The new academy aims to build on training at work currently run by unions and offer working people learning when and how they want it.
In a new report launched today, the TUC sets out the academy’s prime functions. It will offer guidance on training for employers and employees with courses ranging from basic skills to MBAs at colleges, universities and workplaces to suit the individual.
Further help will be available through a new helpline and website and the academy will also serve as a think tank and a skills research centre.
The report Learning for change highlights the fact that more than 100,000 workers have been helped back into learning since 1998 by 8,000 union learning reps at 400 new learning centres.
However, it also details the skills gaps that exist throughout all levels in all industries in the UK, and how a lack of key skills are preventing people getting on at work, or even doing their current job properly, costing the British economy millions of pounds.
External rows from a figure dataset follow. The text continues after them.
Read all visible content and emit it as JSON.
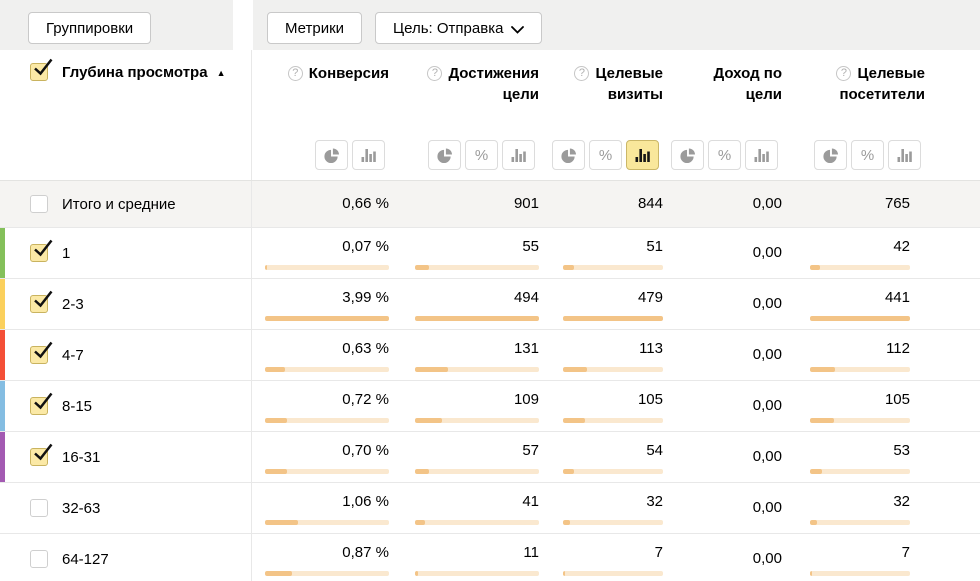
{
  "toolbar": {
    "groupings_button": "Группировки",
    "metrics_button": "Метрики",
    "goal_button": "Цель: Отправка"
  },
  "colors": {
    "checkbox_fill": "#fbe9a6",
    "bar_track": "#fae8cf",
    "bar_fill": "#f3c487",
    "active_toggle": "#f9e79b",
    "marker_green": "#84c05a",
    "marker_yellow": "#fbd05c",
    "marker_red": "#f44f37",
    "marker_blue": "#84bde2",
    "marker_purple": "#a35ab2"
  },
  "icon_names": {
    "pie": "pie-chart-icon",
    "percent": "percent-icon",
    "bar": "bar-chart-icon"
  },
  "table": {
    "dimension_header": {
      "title": "Глубина просмотра",
      "sort_arrow": "▲"
    },
    "columns": [
      {
        "label": "Конверсия",
        "lines": [
          "Конверсия"
        ],
        "help": true,
        "toggles": [
          "pie",
          "bar"
        ],
        "active": null
      },
      {
        "label": "Достижения цели",
        "lines": [
          "Достижения",
          "цели"
        ],
        "help": true,
        "toggles": [
          "pie",
          "percent",
          "bar"
        ],
        "active": null
      },
      {
        "label": "Целевые визиты",
        "lines": [
          "Целевые",
          "визиты"
        ],
        "help": true,
        "toggles": [
          "pie",
          "percent",
          "bar"
        ],
        "active": "bar"
      },
      {
        "label": "Доход по цели",
        "lines": [
          "Доход по",
          "цели"
        ],
        "help": false,
        "toggles": [
          "pie",
          "percent",
          "bar"
        ],
        "active": null
      },
      {
        "label": "Целевые посетители",
        "lines": [
          "Целевые",
          "посетители"
        ],
        "help": true,
        "toggles": [
          "pie",
          "percent",
          "bar"
        ],
        "active": null
      }
    ],
    "totals": {
      "label": "Итого и средние",
      "checked": false,
      "values": [
        "0,66 %",
        "901",
        "844",
        "0,00",
        "765"
      ]
    },
    "rows": [
      {
        "label": "1",
        "checked": true,
        "marker": "#84c05a",
        "values": [
          "0,07 %",
          "55",
          "51",
          "0,00",
          "42"
        ],
        "bars": [
          0.018,
          0.111,
          0.106,
          null,
          0.095
        ]
      },
      {
        "label": "2-3",
        "checked": true,
        "marker": "#fbd05c",
        "values": [
          "3,99 %",
          "494",
          "479",
          "0,00",
          "441"
        ],
        "bars": [
          1,
          1,
          1,
          null,
          1
        ]
      },
      {
        "label": "4-7",
        "checked": true,
        "marker": "#f44f37",
        "values": [
          "0,63 %",
          "131",
          "113",
          "0,00",
          "112"
        ],
        "bars": [
          0.158,
          0.265,
          0.236,
          null,
          0.254
        ]
      },
      {
        "label": "8-15",
        "checked": true,
        "marker": "#84bde2",
        "values": [
          "0,72 %",
          "109",
          "105",
          "0,00",
          "105"
        ],
        "bars": [
          0.18,
          0.221,
          0.219,
          null,
          0.238
        ]
      },
      {
        "label": "16-31",
        "checked": true,
        "marker": "#a35ab2",
        "values": [
          "0,70 %",
          "57",
          "54",
          "0,00",
          "53"
        ],
        "bars": [
          0.175,
          0.115,
          0.113,
          null,
          0.12
        ]
      },
      {
        "label": "32-63",
        "checked": false,
        "marker": null,
        "values": [
          "1,06 %",
          "41",
          "32",
          "0,00",
          "32"
        ],
        "bars": [
          0.266,
          0.083,
          0.067,
          null,
          0.073
        ]
      },
      {
        "label": "64-127",
        "checked": false,
        "marker": null,
        "values": [
          "0,87 %",
          "11",
          "7",
          "0,00",
          "7"
        ],
        "bars": [
          0.218,
          0.022,
          0.015,
          null,
          0.016
        ]
      }
    ]
  }
}
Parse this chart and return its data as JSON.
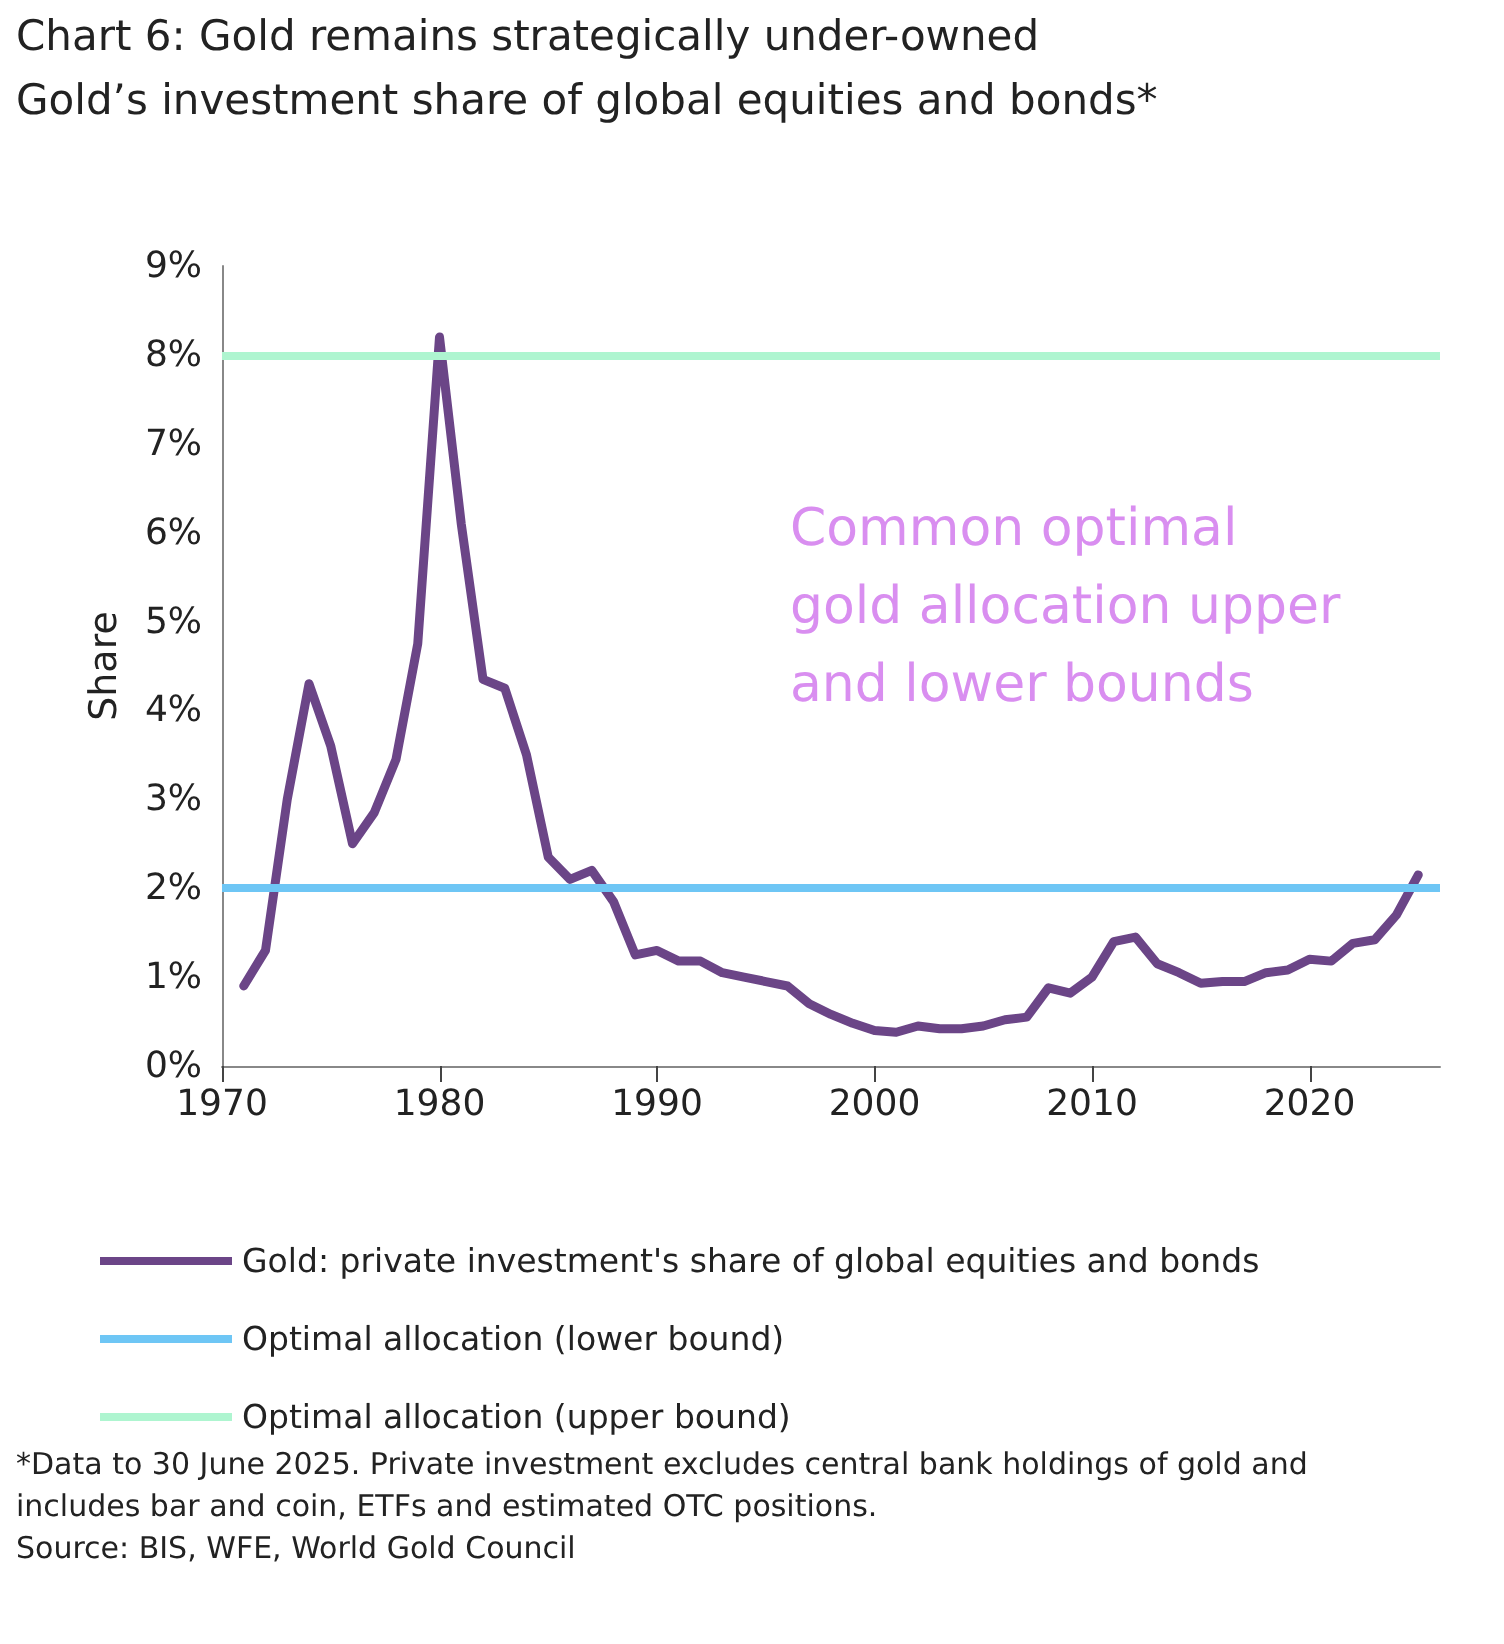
{
  "chart_data": {
    "type": "line",
    "title": "Chart 6: Gold remains strategically under-owned",
    "subtitle": "Gold’s investment share of global equities and bonds*",
    "ylabel": "Share",
    "x": [
      1971,
      1972,
      1973,
      1974,
      1975,
      1976,
      1977,
      1978,
      1979,
      1980,
      1981,
      1982,
      1983,
      1984,
      1985,
      1986,
      1987,
      1988,
      1989,
      1990,
      1991,
      1992,
      1993,
      1994,
      1995,
      1996,
      1997,
      1998,
      1999,
      2000,
      2001,
      2002,
      2003,
      2004,
      2005,
      2006,
      2007,
      2008,
      2009,
      2010,
      2011,
      2012,
      2013,
      2014,
      2015,
      2016,
      2017,
      2018,
      2019,
      2020,
      2021,
      2022,
      2023,
      2024,
      2025
    ],
    "series": [
      {
        "name": "Gold: private investment's share of global equities and bonds",
        "color": "#6b4587",
        "values": [
          0.9,
          1.3,
          3.0,
          4.3,
          3.6,
          2.5,
          2.85,
          3.45,
          4.75,
          8.2,
          6.1,
          4.35,
          4.25,
          3.5,
          2.35,
          2.1,
          2.2,
          1.85,
          1.25,
          1.3,
          1.18,
          1.18,
          1.05,
          1.0,
          0.95,
          0.9,
          0.7,
          0.58,
          0.48,
          0.4,
          0.38,
          0.45,
          0.42,
          0.42,
          0.45,
          0.52,
          0.55,
          0.88,
          0.82,
          1.0,
          1.4,
          1.45,
          1.15,
          1.05,
          0.93,
          0.95,
          0.95,
          1.05,
          1.08,
          1.2,
          1.18,
          1.38,
          1.42,
          1.7,
          2.15
        ]
      }
    ],
    "ref_lines": [
      {
        "axis": "y",
        "value": 2,
        "label": "Optimal allocation (lower bound)",
        "color": "#6ec6f5"
      },
      {
        "axis": "y",
        "value": 8,
        "label": "Optimal allocation (upper bound)",
        "color": "#aef5d0"
      }
    ],
    "xlim": [
      1970,
      2026
    ],
    "xticks": [
      1970,
      1980,
      1990,
      2000,
      2010,
      2020
    ],
    "ylim": [
      0,
      9
    ],
    "yticks": [
      {
        "value": 0,
        "label": "0%"
      },
      {
        "value": 1,
        "label": "1%"
      },
      {
        "value": 2,
        "label": "2%"
      },
      {
        "value": 3,
        "label": "3%"
      },
      {
        "value": 4,
        "label": "4%"
      },
      {
        "value": 5,
        "label": "5%"
      },
      {
        "value": 6,
        "label": "6%"
      },
      {
        "value": 7,
        "label": "7%"
      },
      {
        "value": 8,
        "label": "8%"
      },
      {
        "value": 9,
        "label": "9%"
      }
    ],
    "grid": false,
    "legend": "bottom",
    "marker": "none",
    "line_style": "solid",
    "annotations": [
      "Common optimal\ngold allocation upper\nand lower bounds",
      "*Data to 30 June 2025. Private investment excludes central bank holdings of gold and\nincludes bar and coin, ETFs and estimated OTC positions.",
      "Source: BIS, WFE, World Gold Council"
    ]
  }
}
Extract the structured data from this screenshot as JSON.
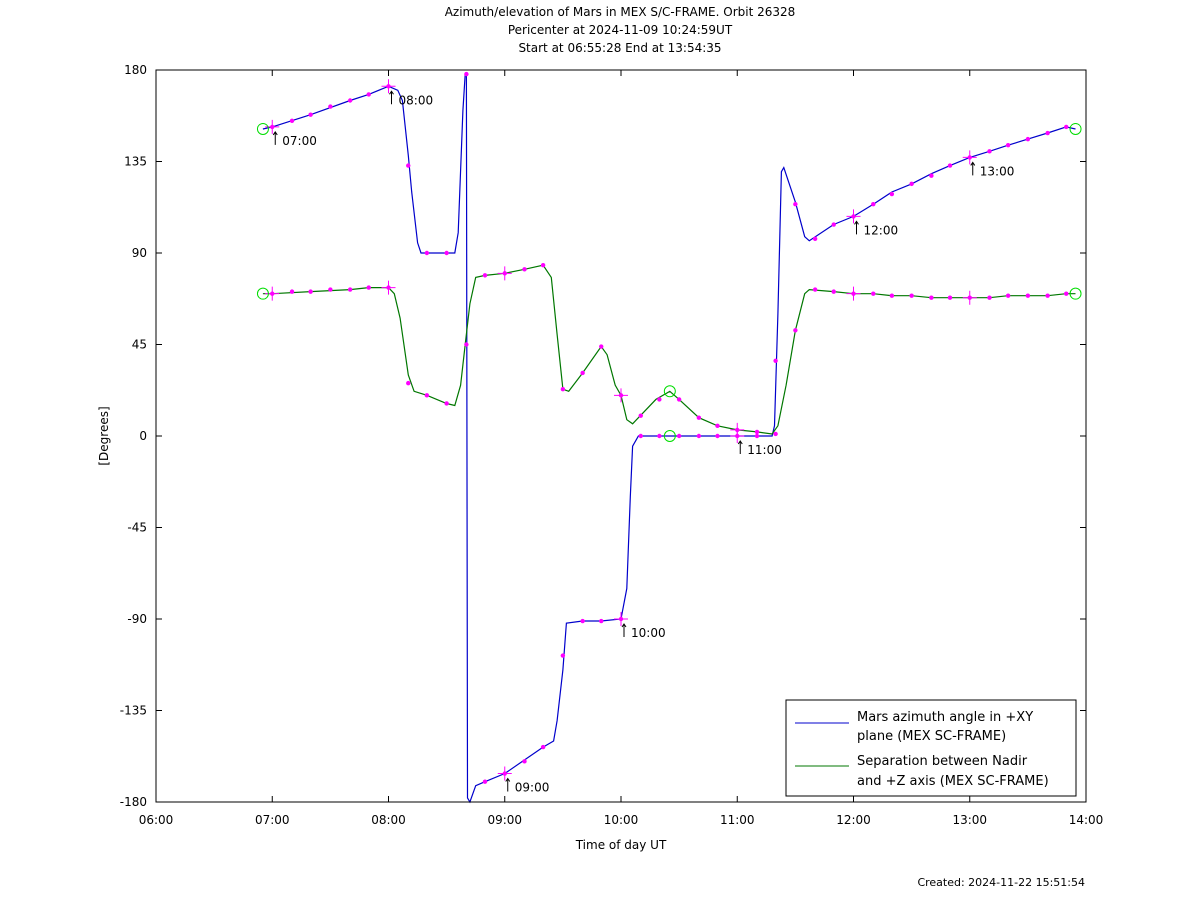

TUC general secretary Brendan Barber said: “Britain’s skills gap is a key cause of our relatively poor productivity. Unions have a proud track record in helping people at every level, from brushing up or improving basic skills to gaining MBAs. The new academy will provide a major boost to the quantity, quality and coherence of the training available to our workforce.”
Secretary of state for education Ruth Kelly said: “In recent years unions have helped put learning back at the top of the agenda in many workplaces. I welcome the TUC’s ambitious plans to develop an academy to act as a centre of excellence and best practice, as well as a very real catalyst for the learning revolution.”